The hub, run by police officers for the National Police Chiefs Council, will work to ensure online cases are managed effectively and efficiently.
It will clearly set out the force responsible for further action in each case, removing any uncertainty which could arise when, for example, a victim is located in one area, with the alleged perpetrator in another.
Specialist officers will provide expert case management and better support and advice to victims of online hate crime. The hub will ensure all online cases are properly investigated and will help to increase prosecutions for online hate crimes.
The Home Secretary said:
“Online hate crime is completely unacceptable. What is illegal offline is illegal online, and those who commit these cowardly crimes should be met with the full force of the law.
“The national online hate crime hub that we are funding is an important step to ensure more victims have the confidence to come forward and report the vile abuse to which they are being subjected.
“The hub will also improve our understanding of the scale and nature of this despicable form of abuse. With the police, we will use this new intelligence to adapt our response so that even more victims are safeguarded and perpetrators punished.”
The hub’s primary aim is to improve the police response to the problem of hate crime online. Following referral to the national hub via Truevision, the police website to report hate crime, individual complaints will be assessed, and relevant cases will be assigned to the appropriate local force for investigation. As such the hub will streamline and simplify current processes, avoid duplication, make full use of expertise and reduce the burden of online hate crime investigation on local forces.

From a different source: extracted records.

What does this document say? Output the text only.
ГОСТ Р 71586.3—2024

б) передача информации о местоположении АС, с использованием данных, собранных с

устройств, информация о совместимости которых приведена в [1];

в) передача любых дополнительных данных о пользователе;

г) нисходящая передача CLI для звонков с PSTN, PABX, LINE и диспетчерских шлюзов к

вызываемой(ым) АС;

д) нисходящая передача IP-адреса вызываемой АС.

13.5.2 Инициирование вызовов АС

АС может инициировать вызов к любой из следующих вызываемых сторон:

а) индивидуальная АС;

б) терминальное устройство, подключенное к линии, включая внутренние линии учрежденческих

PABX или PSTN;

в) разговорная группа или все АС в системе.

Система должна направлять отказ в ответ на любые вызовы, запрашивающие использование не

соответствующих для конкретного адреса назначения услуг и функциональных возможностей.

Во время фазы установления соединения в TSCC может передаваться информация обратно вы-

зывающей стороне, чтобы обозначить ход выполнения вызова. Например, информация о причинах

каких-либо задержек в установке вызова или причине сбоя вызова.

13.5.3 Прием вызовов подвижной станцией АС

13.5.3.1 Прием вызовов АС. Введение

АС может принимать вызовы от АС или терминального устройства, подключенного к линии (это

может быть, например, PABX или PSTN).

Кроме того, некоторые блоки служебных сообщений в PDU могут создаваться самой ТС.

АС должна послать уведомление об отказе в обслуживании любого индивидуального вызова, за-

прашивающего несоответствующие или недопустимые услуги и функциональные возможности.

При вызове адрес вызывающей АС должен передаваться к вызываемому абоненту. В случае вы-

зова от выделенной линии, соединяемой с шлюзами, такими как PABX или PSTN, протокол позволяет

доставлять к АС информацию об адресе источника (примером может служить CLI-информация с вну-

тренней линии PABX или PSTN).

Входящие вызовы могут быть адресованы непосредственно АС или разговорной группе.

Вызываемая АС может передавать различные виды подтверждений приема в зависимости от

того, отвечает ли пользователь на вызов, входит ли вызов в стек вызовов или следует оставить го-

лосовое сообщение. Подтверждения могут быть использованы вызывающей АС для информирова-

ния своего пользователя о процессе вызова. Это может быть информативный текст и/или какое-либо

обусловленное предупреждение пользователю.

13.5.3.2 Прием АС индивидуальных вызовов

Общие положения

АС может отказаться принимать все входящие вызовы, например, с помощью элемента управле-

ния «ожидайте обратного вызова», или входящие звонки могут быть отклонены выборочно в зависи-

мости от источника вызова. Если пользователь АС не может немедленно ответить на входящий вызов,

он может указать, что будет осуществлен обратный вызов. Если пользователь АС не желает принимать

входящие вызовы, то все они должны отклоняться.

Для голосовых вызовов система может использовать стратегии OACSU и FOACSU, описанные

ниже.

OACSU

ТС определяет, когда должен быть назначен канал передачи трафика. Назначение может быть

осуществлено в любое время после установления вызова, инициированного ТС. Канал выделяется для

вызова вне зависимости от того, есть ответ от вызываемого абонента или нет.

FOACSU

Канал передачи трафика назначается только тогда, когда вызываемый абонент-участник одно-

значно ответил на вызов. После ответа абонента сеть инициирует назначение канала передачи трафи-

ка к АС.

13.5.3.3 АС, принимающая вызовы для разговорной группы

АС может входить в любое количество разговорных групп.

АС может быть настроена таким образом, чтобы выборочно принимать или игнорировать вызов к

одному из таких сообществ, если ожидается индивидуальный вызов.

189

Victims will be kept updated throughout, as police forces seek to bring perpetrators to justice.
National Police Chiefs’ Council Lead for Hate Crime, Assistant Chief Constable Mark Hamilton said:
“Whether online or in person, nobody should have to live with threats and hatred because of who they are. Hateful abuse online can leave victims with significant psychological harm, but can also lead to more serious physical offences, so police need to be able to intervene at the earliest possible stage to reassure victims that we will act to protect them.
“This new national hub will enable a small team of specialist officers to significantly improve the service we provide to victims, reduce the burden on frontline officers, and help bring more offenders to justice. We recognise and will uphold the right to free speech even where it causes offence – but this does not extend to inciting hatred or threatening people.
“Nobody should suffer in silence and we continue to urge people to come forward and report hateful abuse to police so that we can act to safeguard victims and investigate the perpetrators.”
The national online hate crime hub will:
- Assess whether the circumstances related to a crime or non-crime incident;
- Combine duplicate reports;
- Seek to identify the perpetrator;
- Refer appropriate cases to online platforms hosting external content, such as social media companies, so that hateful material can be removed;
- Feed any intelligence into the wider National Intelligence Model, the police data base which gathers intelligence on a wide range of crimes, to guide policing strategies and inform forces’ priorities;
- Produce an evidence package for local recording and response where there is a positive line of enquiry;
- Update the complainant with progress and explain where there is no enforcement action possible; and
- Advise local police colleagues on effective responses. The hub could develop and drive best practice through the network of hate crime leads in individual forces.
It is expected to be operational before the end of the year.